The repentance we well may attempt is a family repentance; the regeneration we need is a regeneration of the family. The Welfare State is a great thing; but the welfare family (in an even higher sense of the word " welfare ") is its necessary basis —a basis which the weight of the superstructure of the Welfare State, now built upon it, must not be allowed to weaken. Individual development, too, is a great thing; but the develop- ment of the family is its necessary home and condition. There is much in modern life that militates against the family : all the new ease of transport, carrying men here and-there away from the family hearth, all the multiplication of external personal contacts, all the increase (in cinemas and elsewhere) of extra- family amusements. All these may be complements to the family; none of them is a substitute for it. In a turbulent age such as that we live in every man has to collect himself, to hold himself together, to keep the core of himself free from frittery and dissipation. The family is the general centre in which that can be done. The quiet life of the family is the necessary con- dition of that general self-possession, that general holding of the self together, which is the condition of any sure self- development.

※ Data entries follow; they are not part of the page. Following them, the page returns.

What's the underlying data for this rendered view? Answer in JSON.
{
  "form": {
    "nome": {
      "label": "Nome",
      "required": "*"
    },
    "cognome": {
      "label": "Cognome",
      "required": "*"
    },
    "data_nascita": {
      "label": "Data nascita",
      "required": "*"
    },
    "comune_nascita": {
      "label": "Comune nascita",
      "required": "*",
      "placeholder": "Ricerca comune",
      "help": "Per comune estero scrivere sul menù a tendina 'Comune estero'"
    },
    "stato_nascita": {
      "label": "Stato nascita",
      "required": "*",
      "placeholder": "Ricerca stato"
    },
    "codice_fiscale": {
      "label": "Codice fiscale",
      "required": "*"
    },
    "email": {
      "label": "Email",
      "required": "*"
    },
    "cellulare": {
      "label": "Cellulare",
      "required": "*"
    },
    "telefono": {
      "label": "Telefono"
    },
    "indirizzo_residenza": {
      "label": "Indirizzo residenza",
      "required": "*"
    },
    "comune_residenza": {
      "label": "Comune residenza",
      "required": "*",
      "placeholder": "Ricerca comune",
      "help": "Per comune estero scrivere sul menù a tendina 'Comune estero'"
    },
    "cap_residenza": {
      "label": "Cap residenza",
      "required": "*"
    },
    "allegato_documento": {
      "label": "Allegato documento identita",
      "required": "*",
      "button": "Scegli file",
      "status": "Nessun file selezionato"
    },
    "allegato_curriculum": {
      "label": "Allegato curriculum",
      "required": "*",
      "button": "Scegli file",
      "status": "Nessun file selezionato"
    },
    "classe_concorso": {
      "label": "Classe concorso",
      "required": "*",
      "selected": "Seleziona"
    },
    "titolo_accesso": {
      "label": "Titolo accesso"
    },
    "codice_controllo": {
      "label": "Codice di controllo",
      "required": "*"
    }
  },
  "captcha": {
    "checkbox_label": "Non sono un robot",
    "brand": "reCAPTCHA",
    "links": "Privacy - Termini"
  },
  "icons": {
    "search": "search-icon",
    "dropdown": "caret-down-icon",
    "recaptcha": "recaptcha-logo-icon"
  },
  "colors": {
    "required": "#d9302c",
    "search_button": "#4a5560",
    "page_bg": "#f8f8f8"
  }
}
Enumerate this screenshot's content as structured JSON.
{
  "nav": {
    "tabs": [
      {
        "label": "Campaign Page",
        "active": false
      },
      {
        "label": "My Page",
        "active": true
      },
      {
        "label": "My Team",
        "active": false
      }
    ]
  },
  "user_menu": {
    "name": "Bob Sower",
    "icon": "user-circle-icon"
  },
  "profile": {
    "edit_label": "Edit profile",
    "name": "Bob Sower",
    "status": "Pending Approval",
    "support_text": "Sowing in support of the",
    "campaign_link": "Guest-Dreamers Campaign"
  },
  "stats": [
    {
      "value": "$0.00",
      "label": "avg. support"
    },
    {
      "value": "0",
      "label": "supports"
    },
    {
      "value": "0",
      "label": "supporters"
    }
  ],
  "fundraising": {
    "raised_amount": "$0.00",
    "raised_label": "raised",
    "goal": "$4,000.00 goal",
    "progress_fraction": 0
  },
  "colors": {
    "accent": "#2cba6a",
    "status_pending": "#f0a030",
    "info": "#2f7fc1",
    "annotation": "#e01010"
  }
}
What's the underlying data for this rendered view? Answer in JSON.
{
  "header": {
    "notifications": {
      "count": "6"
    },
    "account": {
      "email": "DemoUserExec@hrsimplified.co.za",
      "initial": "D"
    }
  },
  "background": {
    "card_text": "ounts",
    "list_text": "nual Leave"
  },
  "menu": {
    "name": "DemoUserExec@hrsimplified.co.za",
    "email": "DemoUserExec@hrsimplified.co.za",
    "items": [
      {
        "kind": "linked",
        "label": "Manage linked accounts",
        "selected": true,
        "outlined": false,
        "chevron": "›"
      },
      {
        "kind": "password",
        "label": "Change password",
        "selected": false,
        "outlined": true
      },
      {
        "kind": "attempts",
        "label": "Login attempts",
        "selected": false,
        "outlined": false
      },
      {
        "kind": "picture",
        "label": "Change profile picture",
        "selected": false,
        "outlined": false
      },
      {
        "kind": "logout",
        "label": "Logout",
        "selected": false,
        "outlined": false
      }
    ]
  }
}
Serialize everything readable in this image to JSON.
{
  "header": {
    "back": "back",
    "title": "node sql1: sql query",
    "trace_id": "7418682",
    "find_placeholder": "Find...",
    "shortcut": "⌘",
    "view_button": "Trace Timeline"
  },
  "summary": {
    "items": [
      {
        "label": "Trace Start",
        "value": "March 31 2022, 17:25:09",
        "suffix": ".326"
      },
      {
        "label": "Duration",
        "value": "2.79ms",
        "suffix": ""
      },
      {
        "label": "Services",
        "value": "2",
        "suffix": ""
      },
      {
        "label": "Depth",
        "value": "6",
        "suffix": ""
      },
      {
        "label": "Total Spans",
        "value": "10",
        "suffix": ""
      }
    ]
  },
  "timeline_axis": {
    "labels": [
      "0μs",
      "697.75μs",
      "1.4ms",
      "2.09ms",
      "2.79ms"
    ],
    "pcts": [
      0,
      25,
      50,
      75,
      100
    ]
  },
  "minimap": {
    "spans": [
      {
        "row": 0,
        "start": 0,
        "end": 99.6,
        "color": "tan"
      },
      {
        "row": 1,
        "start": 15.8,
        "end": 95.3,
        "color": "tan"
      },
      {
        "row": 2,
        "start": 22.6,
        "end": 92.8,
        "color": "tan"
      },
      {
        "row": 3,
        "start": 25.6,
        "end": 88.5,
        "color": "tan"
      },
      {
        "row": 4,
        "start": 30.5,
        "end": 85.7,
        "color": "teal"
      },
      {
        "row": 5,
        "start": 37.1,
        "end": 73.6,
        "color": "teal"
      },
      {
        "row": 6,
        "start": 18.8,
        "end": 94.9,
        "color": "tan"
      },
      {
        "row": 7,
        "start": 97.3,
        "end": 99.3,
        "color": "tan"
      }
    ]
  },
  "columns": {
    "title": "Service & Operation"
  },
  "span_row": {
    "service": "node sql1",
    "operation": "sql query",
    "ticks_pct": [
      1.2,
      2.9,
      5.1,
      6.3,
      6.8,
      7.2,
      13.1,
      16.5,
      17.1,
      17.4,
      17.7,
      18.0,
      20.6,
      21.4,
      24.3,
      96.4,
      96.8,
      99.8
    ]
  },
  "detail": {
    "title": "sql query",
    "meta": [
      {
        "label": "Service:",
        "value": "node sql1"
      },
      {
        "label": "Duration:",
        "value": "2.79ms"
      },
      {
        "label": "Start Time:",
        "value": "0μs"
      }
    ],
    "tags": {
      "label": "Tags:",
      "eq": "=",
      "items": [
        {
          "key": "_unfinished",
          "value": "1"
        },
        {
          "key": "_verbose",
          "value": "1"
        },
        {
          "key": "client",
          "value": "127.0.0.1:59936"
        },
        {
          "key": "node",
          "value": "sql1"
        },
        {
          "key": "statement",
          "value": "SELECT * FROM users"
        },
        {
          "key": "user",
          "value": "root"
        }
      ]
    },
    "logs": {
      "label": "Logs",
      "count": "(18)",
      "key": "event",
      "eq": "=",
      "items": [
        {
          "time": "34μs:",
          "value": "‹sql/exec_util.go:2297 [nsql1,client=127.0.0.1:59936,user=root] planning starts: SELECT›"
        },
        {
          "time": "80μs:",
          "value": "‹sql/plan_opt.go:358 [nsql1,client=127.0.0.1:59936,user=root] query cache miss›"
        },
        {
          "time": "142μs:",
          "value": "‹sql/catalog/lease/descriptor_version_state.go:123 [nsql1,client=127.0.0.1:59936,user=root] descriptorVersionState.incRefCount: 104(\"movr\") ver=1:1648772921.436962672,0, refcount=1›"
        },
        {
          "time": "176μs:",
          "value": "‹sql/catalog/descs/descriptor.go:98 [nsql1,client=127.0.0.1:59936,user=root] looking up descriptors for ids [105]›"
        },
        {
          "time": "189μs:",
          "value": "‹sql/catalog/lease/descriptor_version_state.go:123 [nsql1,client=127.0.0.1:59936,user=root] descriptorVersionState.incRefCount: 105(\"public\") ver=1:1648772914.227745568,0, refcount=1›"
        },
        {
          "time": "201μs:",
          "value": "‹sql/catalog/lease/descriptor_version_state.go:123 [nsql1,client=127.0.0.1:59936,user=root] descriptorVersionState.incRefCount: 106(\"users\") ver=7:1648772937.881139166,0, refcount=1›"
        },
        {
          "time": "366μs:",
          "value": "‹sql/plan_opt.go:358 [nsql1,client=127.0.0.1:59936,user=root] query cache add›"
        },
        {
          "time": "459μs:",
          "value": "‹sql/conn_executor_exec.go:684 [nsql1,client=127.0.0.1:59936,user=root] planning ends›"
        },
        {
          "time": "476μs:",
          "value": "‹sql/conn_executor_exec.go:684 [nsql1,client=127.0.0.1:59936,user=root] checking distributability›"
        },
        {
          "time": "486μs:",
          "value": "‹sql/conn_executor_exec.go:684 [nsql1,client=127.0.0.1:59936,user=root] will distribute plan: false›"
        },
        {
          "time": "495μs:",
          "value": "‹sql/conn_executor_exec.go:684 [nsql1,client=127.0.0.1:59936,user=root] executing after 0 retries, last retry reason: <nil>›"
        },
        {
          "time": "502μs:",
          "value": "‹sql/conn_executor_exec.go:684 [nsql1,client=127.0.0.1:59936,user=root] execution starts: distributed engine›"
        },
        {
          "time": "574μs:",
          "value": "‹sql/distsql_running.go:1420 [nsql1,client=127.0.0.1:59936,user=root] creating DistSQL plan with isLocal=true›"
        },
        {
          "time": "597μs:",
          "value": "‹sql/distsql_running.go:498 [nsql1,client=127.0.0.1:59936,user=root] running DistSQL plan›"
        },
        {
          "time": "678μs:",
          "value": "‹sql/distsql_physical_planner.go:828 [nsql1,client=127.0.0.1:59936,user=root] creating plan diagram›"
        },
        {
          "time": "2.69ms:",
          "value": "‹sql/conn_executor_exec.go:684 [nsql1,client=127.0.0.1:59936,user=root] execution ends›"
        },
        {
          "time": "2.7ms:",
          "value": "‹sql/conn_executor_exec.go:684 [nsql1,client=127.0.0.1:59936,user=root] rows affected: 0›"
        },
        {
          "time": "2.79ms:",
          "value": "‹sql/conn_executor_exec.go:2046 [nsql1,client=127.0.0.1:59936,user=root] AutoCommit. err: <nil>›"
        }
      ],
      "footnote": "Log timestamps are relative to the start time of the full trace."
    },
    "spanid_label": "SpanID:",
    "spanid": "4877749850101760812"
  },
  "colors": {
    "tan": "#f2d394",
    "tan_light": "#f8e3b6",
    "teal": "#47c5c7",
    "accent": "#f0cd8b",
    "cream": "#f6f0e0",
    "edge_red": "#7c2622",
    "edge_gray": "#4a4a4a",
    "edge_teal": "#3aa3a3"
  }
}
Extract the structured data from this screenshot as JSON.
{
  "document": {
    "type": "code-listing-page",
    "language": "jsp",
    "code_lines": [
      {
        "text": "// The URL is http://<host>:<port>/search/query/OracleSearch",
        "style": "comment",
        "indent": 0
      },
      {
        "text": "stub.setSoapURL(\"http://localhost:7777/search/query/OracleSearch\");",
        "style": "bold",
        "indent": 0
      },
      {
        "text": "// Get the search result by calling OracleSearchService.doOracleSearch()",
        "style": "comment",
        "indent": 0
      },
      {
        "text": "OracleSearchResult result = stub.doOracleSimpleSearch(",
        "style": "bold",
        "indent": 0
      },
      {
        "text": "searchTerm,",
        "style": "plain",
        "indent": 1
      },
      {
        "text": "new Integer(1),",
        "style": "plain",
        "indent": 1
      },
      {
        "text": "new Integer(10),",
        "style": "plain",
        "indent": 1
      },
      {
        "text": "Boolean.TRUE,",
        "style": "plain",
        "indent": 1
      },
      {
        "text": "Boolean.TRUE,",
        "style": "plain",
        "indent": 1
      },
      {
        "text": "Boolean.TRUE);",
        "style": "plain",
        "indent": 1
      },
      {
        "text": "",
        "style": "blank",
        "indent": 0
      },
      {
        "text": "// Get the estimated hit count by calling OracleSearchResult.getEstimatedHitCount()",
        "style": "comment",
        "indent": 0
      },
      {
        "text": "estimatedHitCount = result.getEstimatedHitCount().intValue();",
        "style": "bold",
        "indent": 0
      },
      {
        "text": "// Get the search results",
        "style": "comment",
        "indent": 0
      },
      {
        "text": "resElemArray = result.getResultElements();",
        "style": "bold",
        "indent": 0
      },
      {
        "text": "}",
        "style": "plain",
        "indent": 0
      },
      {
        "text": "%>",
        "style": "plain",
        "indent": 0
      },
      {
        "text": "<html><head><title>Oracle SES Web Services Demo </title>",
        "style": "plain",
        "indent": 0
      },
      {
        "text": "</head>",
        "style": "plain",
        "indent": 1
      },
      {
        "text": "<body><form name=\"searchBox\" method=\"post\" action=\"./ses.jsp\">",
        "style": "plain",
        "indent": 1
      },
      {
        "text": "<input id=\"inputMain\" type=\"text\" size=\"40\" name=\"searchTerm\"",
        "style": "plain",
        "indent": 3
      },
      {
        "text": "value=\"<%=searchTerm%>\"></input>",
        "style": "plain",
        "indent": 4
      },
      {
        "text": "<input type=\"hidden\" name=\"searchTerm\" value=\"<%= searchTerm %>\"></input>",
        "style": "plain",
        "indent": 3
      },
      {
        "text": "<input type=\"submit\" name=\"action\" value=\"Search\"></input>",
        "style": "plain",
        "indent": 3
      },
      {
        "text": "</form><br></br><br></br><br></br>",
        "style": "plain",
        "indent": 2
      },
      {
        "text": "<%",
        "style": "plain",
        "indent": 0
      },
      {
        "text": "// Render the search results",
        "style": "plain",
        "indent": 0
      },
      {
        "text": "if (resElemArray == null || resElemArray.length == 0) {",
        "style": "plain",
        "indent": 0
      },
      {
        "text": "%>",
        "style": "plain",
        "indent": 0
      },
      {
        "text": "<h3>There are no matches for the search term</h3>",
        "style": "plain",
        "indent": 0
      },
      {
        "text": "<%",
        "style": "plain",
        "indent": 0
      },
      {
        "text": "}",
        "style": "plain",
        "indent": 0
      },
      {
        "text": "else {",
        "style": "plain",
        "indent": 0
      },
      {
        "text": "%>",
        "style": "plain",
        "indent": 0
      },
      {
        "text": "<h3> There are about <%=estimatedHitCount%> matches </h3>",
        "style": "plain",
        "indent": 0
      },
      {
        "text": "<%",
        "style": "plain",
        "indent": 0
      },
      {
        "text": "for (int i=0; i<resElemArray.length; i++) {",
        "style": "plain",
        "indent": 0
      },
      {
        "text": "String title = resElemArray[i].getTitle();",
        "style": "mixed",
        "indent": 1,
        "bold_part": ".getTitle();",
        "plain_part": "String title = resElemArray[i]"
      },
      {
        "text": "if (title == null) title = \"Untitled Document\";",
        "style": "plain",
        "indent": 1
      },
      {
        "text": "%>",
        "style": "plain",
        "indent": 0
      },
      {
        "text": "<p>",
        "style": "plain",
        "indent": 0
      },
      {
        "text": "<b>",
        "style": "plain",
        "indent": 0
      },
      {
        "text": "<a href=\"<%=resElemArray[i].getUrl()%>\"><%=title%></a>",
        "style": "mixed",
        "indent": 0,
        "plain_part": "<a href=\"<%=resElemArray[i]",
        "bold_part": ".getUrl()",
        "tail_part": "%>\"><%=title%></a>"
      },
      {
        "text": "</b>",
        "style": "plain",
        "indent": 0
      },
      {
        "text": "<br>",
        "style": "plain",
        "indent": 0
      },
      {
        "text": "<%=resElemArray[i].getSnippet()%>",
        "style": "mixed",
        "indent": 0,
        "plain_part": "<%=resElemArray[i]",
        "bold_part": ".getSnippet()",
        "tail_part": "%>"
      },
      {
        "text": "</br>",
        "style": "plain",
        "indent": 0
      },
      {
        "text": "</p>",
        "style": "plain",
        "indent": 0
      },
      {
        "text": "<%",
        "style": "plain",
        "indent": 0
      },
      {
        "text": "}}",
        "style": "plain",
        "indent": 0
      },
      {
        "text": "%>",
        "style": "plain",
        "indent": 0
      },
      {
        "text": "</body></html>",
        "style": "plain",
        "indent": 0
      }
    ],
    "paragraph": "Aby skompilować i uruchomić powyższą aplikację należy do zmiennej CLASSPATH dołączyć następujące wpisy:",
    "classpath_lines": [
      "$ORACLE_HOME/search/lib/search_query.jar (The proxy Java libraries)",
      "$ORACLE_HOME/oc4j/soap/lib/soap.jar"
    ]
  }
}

I cannot but feel that the writers of this generation, the poets and the novelists, have a responsibility in this matter. They may say that they mirror nature, and that they must hold the mirror up to it. I reply by putting the contrary proposition, and by saying that by their writings, and by the pictures which they draw, they affect nature, human nature, and affect it for good and ill, by making it mirror and imitate some pattern in their own minds. If nature makes art, it is also true that art makes nature. It is an old lesson of Plato that literature (particularly, he thought, dramatic literature) affects life and conduct. Shelley, at the end of his Defence of Poetry, claimed thai " poets are the unacknowledged legislators of the world." I feel myself that our poets today, with their hollow men and waste lands, are dubious legislators. (How Shakespeare would have laughed at the hollow men, and Wordsworth frowned upon the waste lands !) I feel too that many of our novelists are, and have been for decades, equally, or even more, dubious. I sigh for a Robert Browning; I sigh for a new George Eliot or a new George Meredith. I would bid all our imaginative writers sit down and take stock and think in this mid-century, on the accession of a new Queen Elizabeth. Let them make an imaginative world—as Shakespeare did, and as Scott did, and as Charles Dickens did—that lifts up the heart like great music. That is their mission: not to "psychologise," or to "peep and botanise" on any grave they can find, but to give to the spirit of man, as Francis Bacon wrote, " Some shadow of satisfaction ... in those points wherein the nature of things doth deny it, the World being in proportion inferior to the soul." There is a world of real values which is more real than " real life," and it is the duty of all " unacknowledged legislators" to rise up into that world, and to carry their readers with them.